BÜLENT ÖZYÜRÜK: Belki her zaman Güngör’e aşıktım! Ama ikimiz de evliyken sadece arkadaştık.
GÜNGÖR BAYRAK: Eşlerimizi kaybettikten sonra o yakınlık, sevgi ve güvenden sonra oluştu. Uzun zamandır flört ediyoruz. Aramızda da, bu işe bir nokta koyalım diye konuşuyorduk.
- Evlenme teklifi nasıl geldi?
GÜNGÖR BAYRAK: Birkaç aydır konuşuluyordu ama sürekli seyahatler vardı. Gelinlik provasına falan gidiyordum. Bir gün “Sen bana resmi bir evlenme teklifinde bulunmadın” dedim. Hemen evdeki güllerden bir tane kaptı, dizinin üstüne çöktü ve “Benimle evlenir misin?” dedi. Ben nikah masasına kadar da “evet” demedim.
- Romantik bir çift misiniz?
GÜNGÖR BAYRAK: Romantik ve realist olabiliyoruz. Tansiyon yükseldiğinde bir taraf konuştuğunda diğer taraf susuyor ve uzatmıyor.

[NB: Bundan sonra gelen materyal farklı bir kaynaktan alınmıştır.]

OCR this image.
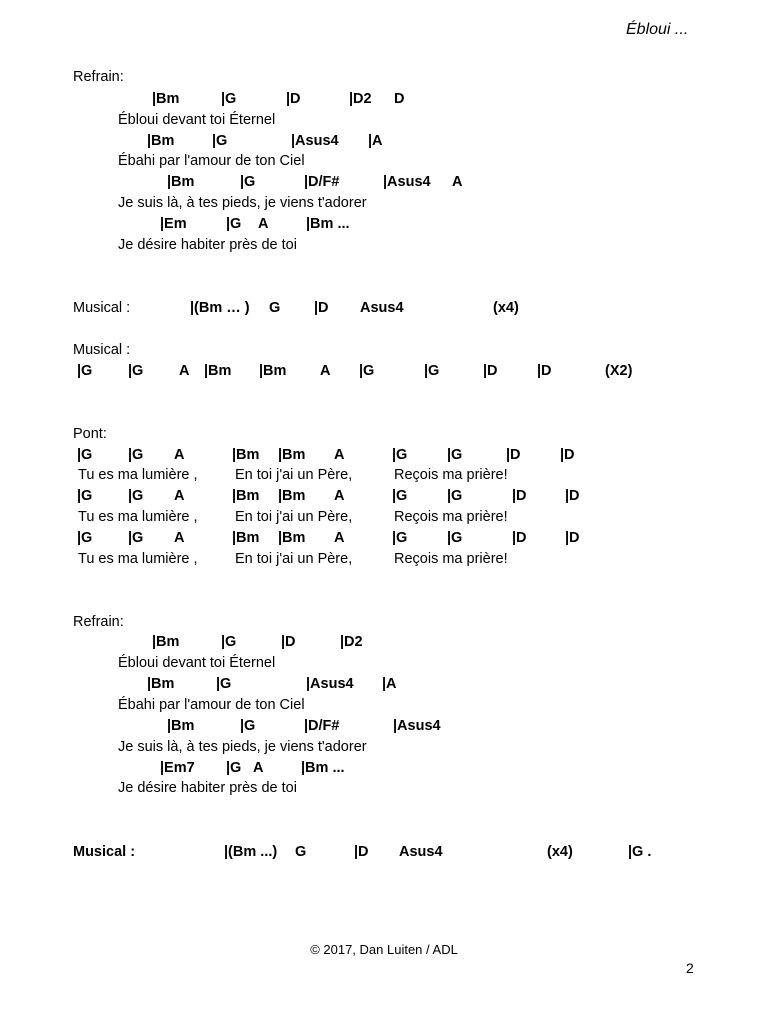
Ébloui ...
Refrain:
|Bm	|G	|D	|D2 D
Ébloui devant toi Éternel
|Bm	|G	|Asus4 |A
Ébahi par l'amour de ton Ciel
|Bm	|G	|D/F#	|Asus4 A
Je suis là, à tes pieds, je viens t'adorer
|Em	|G A	|Bm ...
Je désire habiter près de toi
Musical :	|(Bm … ) G |D Asus4	(x4)
Musical :
|G |G A |Bm |Bm A |G	|G	|D	|D	(X2)
Pont:
|G |G A	|Bm |Bm A	|G	|G	|D	|D
Tu es ma lumière ,	En toi j'ai un Père,	Reçois ma prière!
|G |G A	|Bm |Bm A	|G	|G	|D	|D
Tu es ma lumière ,	En toi j'ai un Père,	Reçois ma prière!
|G |G A	|Bm |Bm A	|G	|G	|D	|D
Tu es ma lumière ,	En toi j'ai un Père,	Reçois ma prière!
Refrain:
|Bm	|G	|D	|D2
Ébloui devant toi Éternel
|Bm	|G	|Asus4 |A
Ébahi par l'amour de ton Ciel
|Bm	|G	|D/F#	|Asus4
Je suis là, à tes pieds, je viens t'adorer
|Em7 |G A	|Bm ...
Je désire habiter près de toi
Musical :	|(Bm ...) G	|D Asus4	(x4)	|G .
© 2017, Dan Luiten / ADL
2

- Birbirinizi nasıl anlatırsınız?
GÜNGÖR BAYRAK: Çok hareketli, dürüst ve eğlenceli. Yakınlaşmamızda eğlenceli olmasının da etkisi var.

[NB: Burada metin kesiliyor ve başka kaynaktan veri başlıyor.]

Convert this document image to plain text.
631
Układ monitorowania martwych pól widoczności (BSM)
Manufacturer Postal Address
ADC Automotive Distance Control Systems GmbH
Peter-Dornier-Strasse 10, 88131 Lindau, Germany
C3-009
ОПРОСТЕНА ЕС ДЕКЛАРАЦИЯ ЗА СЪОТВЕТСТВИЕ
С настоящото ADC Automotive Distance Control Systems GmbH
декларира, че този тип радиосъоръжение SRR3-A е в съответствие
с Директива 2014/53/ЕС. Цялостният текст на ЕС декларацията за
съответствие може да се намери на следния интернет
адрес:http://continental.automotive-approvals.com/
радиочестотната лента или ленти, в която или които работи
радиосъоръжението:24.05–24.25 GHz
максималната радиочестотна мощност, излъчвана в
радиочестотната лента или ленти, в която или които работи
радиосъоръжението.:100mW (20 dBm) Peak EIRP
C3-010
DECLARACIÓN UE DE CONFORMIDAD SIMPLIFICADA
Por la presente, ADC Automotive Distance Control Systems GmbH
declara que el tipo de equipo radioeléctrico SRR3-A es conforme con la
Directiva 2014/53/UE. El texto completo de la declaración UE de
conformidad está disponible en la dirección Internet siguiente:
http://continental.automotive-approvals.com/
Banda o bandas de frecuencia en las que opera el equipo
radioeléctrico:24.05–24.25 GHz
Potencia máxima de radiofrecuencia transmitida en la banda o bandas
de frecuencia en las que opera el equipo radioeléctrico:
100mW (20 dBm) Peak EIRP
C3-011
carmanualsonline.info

BÜLENT ÖZYÜRÜK: Dürüst ve dobra bir kadın. İçinin güzelliği dışına vurmuş.
- 50 yaş üstünde aşk nasıl yaşanıyor?
GÜNGÖR BAYRAK: Çok güçlü. Çünkü herkes ne istediğini biliyor. Kariyer yapılmış, çocuklar büyütülmüş... Ömrümüzün sonuna kadar gideceğini düşünüyorum.
BÜLENT ÖZYÜRÜK: Aşkın yaşı yok. Örneğin ona her zaman kırmızı güller hediye ederim.
- Peki Bülent Bey siz ne iş yapıyorsunuz?
BÜLENT ÖZYÜRÜK: 40 yıldır Fransa’dayım. Büyük mağazalara tekstil ürünleri ithal ediyordum. 1996’da işi bıraktım. Lakabım Parisli Bülent. Şimdi ayın yarısı Paris’te, yarısı İstanbul’da geçiyor.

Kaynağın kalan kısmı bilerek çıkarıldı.